Fondateur et PDG du groupe Berkem

Intégrer la chimie du végétal au coeur de notre quotidien

Publié le 26 Novembre 2021

Pourriez-vous s’il vous plaît nous présenter votre entreprise en quelques mots ?

Le groupe Berkem est un acteur majeur de l’un des domaines à enjeux actuels : rendre plus verte la chimie du quotidien. Concrètement, notre activité repose sur l’extraction végétale, la formulation de solutions de traitement et la production de résines alkydes employées notamment dans les encres d’imprimerie. Nous travaillons dans le domaine de la formulation depuis 1964, et sur nos propres produits depuis 2001. À ce jour, l’entreprise compte 175 collaborateurs répartis sur quatre sites différents en France. Depuis 2020, nous sommes entrés dans une phase de croissance forte basée sur la valorisation de nos solutions biosourcées.

Justement, pourriez-vous nous décrire plus précisément le cœur de votre activité ?

Le groupe Berkem est construit sur trois piliers et un modèle totalement intégré. L’extraction végétale tout d’abord, qui nous amène à traiter environ 5 000 tonnes de végétaux secs par an, soit 30 000 tonnes de produits frais. Nous en tirons, après un sourcing rigoureux des matières premières, des extraits végétaux de haute qualité destinés à des applications dans l’alimentation, la boisson et les cosmétiques. Deuxième domaine : nous proposons des formulations riches en produits biosourcés, notamment dans le cadre de la lutte antiparasitaire, des peintures et de la préservation du bois. Dernier champ d’activité, nous fournissons aux acteurs du marché des molécules chimiques de spécialité biosourcées agissant comme des suractivateurs.

Vous parlez d’une structure intégrée. Sous quelle forme ?

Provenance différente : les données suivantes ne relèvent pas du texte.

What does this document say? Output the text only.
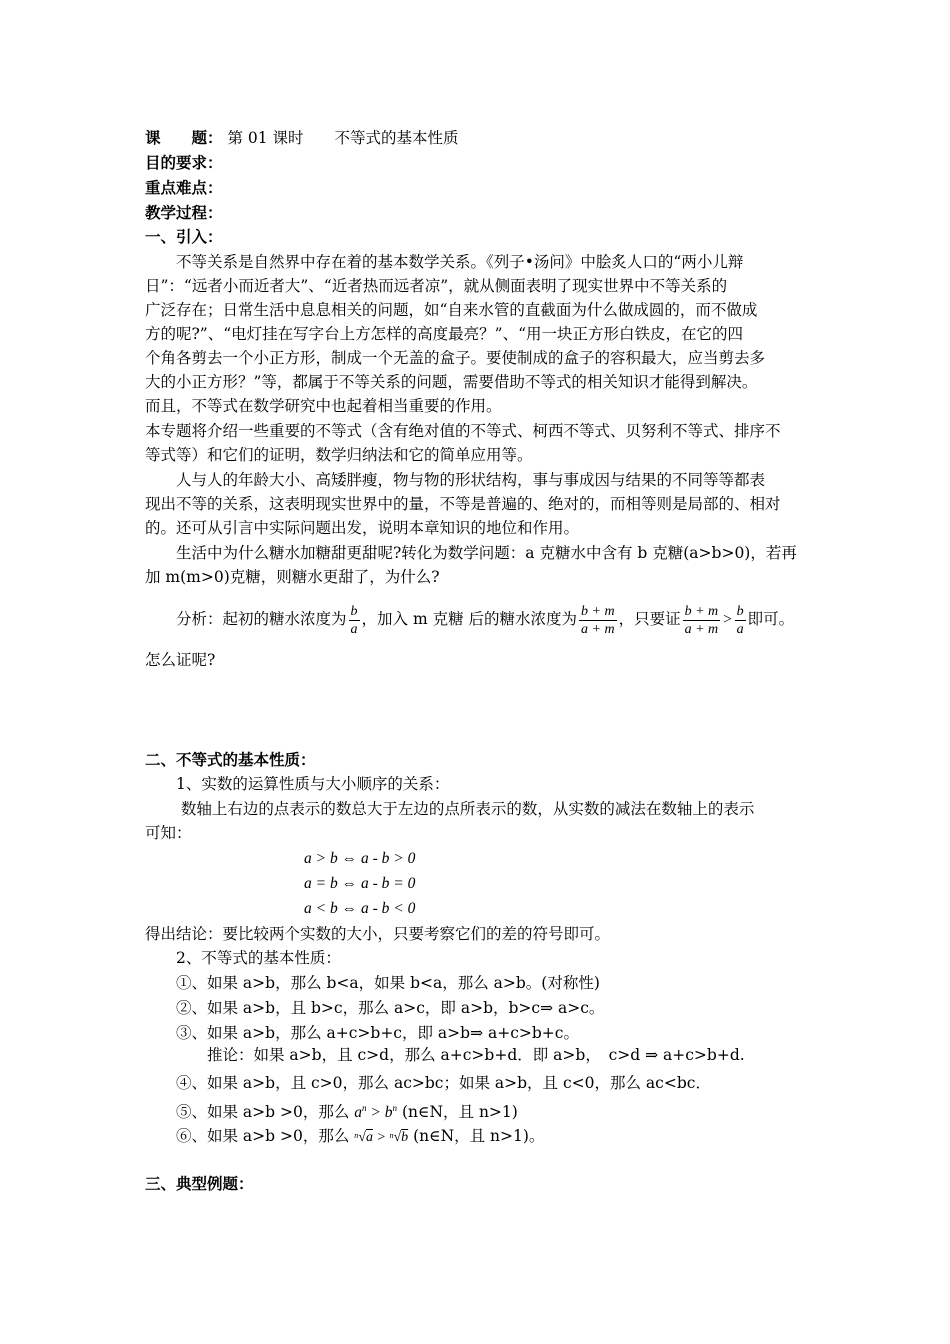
课　　题： 第 01 课时　　不等式的基本性质
目的要求：
重点难点：
教学过程：
一、引入：
　　不等关系是自然界中存在着的基本数学关系。《列子•汤问》中脍炙人口的“两小儿辩
日”：“远者小而近者大”、“近者热而远者凉”，就从侧面表明了现实世界中不等关系的
广泛存在；日常生活中息息相关的问题，如“自来水管的直截面为什么做成圆的，而不做成
方的呢?”、“电灯挂在写字台上方怎样的高度最亮？”、“用一块正方形白铁皮，在它的四
个角各剪去一个小正方形，制成一个无盖的盒子。要使制成的盒子的容积最大，应当剪去多
大的小正方形？”等，都属于不等关系的问题，需要借助不等式的相关知识才能得到解决。
而且，不等式在数学研究中也起着相当重要的作用。
本专题将介绍一些重要的不等式（含有绝对值的不等式、柯西不等式、贝努利不等式、排序不
等式等）和它们的证明，数学归纳法和它的简单应用等。
　　人与人的年龄大小、高矮胖瘦，物与物的形状结构，事与事成因与结果的不同等等都表
现出不等的关系，这表明现实世界中的量，不等是普遍的、绝对的，而相等则是局部的、相对
的。还可从引言中实际问题出发，说明本章知识的地位和作用。
　　生活中为什么糖水加糖甜更甜呢?转化为数学问题：a 克糖水中含有 b 克糖(a>b>0)，若再
加 m(m>0)克糖，则糖水更甜了，为什么?
　　分析：起初的糖水浓度为 $\frac{b}{a}$ ，加入 m 克糖 后的糖水浓度为 $\frac{b + m}{a + m}$ ，只要证 $\frac{b + m}{a + m} > \frac{b}{a}$ 即可。
怎么证呢?
二、不等式的基本性质：
　　1、实数的运算性质与大小顺序的关系：
　　 数轴上右边的点表示的数总大于左边的点所表示的数，从实数的减法在数轴上的表示
可知：
a > b ⇔ a - b > 0
a = b ⇔ a - b = 0
a < b ⇔ a - b < 0
得出结论：要比较两个实数的大小，只要考察它们的差的符号即可。
　　2、不等式的基本性质：
　　①、如果 a>b，那么 b<a，如果 b<a，那么 a>b。(对称性)
　　②、如果 a>b，且 b>c，那么 a>c，即 a>b，b>c⇒ a>c。
　　③、如果 a>b，那么 a+c>b+c，即 a>b⇒ a+c>b+c。
　　　　推论：如果 a>b，且 c>d，那么 a+c>b+d．即 a>b，　c>d ⇒ a+c>b+d.
　　④、如果 a>b，且 c>0，那么 ac>bc；如果 a>b，且 c<0，那么 ac<bc．
　　⑤、如果 a>b >0，那么 $a^n > b^n$ (n∈N，且 n>1)
　　⑥、如果 a>b >0，那么 $^n$√a > $^n$√b (n∈N，且 n>1)。
三、典型例题：
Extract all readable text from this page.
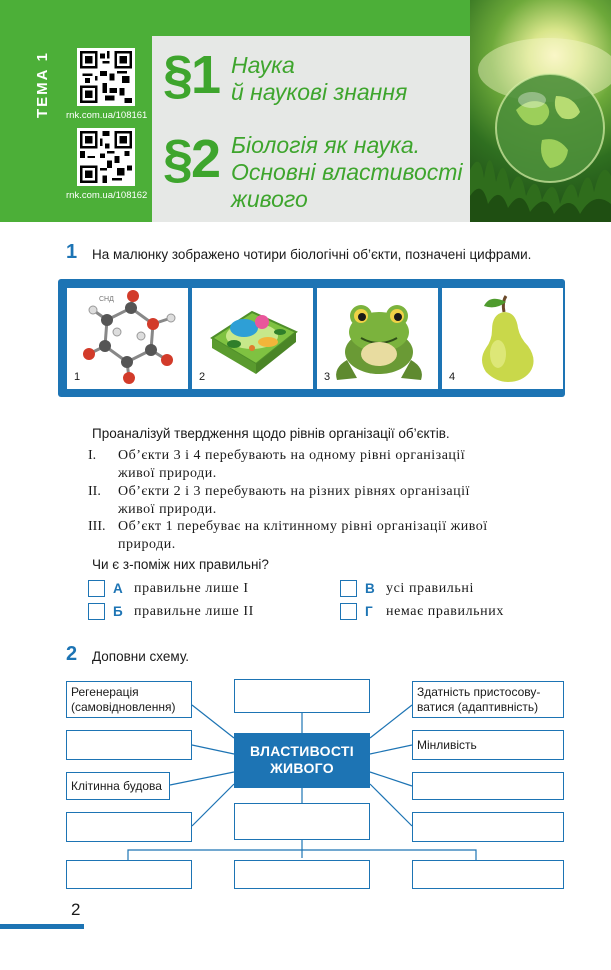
ТЕМА 1	rnk.com.ua/108161
rnk.com.ua/108162
§1 Наука
й наукові знання
§2 Біологія як наука.
Основні властивості
живого
1 На малюнку зображено чотири біологічні об’єкти, позначені цифрами.
СНД
1	2	3	4
Проаналізуй твердження щодо рівнів організації об’єктів.
I.	Об’єкти 3 і 4 перебувають на одному рівні організації
живої природи.
II.	Об’єкти 2 і 3 перебувають на різних рівнях організації
живої природи.
III. Об’єкт 1 перебуває на клітинному рівні організації живої
природи.
Чи є з-поміж них правильні?
А правильне лише I	В усі правильні
Б правильне лише II	Г немає правильних
2 Доповни схему.
Регенерація
(самовідновлення)
Здатність пристосову-
ватися (адаптивність)
Мінливість
ВЛАСТИВОСТІ
ЖИВОГО
Клітинна будова
2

Toute la chaîne de valeur est en effet internalisée. On y retrouve les différents métiers stratégiques à notre activité : le sourcing des matières premières, la recherche & développement réalisée en partenariat avec des facultés dont nous achetons les résultats, le suivi de la réglementation, service clé qui nous permet même parfois d’accompagner certains de nos clients, le contrôle qualité, un outil industriel de pointe, agile et adaptable. Sans oublier, pour finir, notre propre service commercial pour garder la pleine maîtrise de la façon dont nous vendons nos produits sans risquer de les dévaloriser.

En quoi la problématique écologique touche-t-elle au cœur de votre activité ?

Au fil de mon histoire avec Berkem, commencée il y a vingt-six ans, je me suis longtemps heurté à une grande suspicion du monde industriel envers la chimie végétale : ses performances seraient-elles comparables à celles des produits chimiques issus de la filière pétrolière ? Aujourd’hui, cette méfiance n’existe plus car nos produits ont largement fait la preuve de leur efficacité. Le vaste mouvement de prise de conscience publique joue aussi beaucoup dans le contexte actuel. En effet, 87 % des consommateurs se disent favorables à la consommation de produits biosourcés dans leurs produits du quotidien. Un terrain d’engagement efficace qui s’inscrit naturellement dans l’objectif de neutralité carbone décidé par l’Union Européenne pour 2050.

Assiste-t-on du coup sur ce terrain à une évolution de la réglementation ?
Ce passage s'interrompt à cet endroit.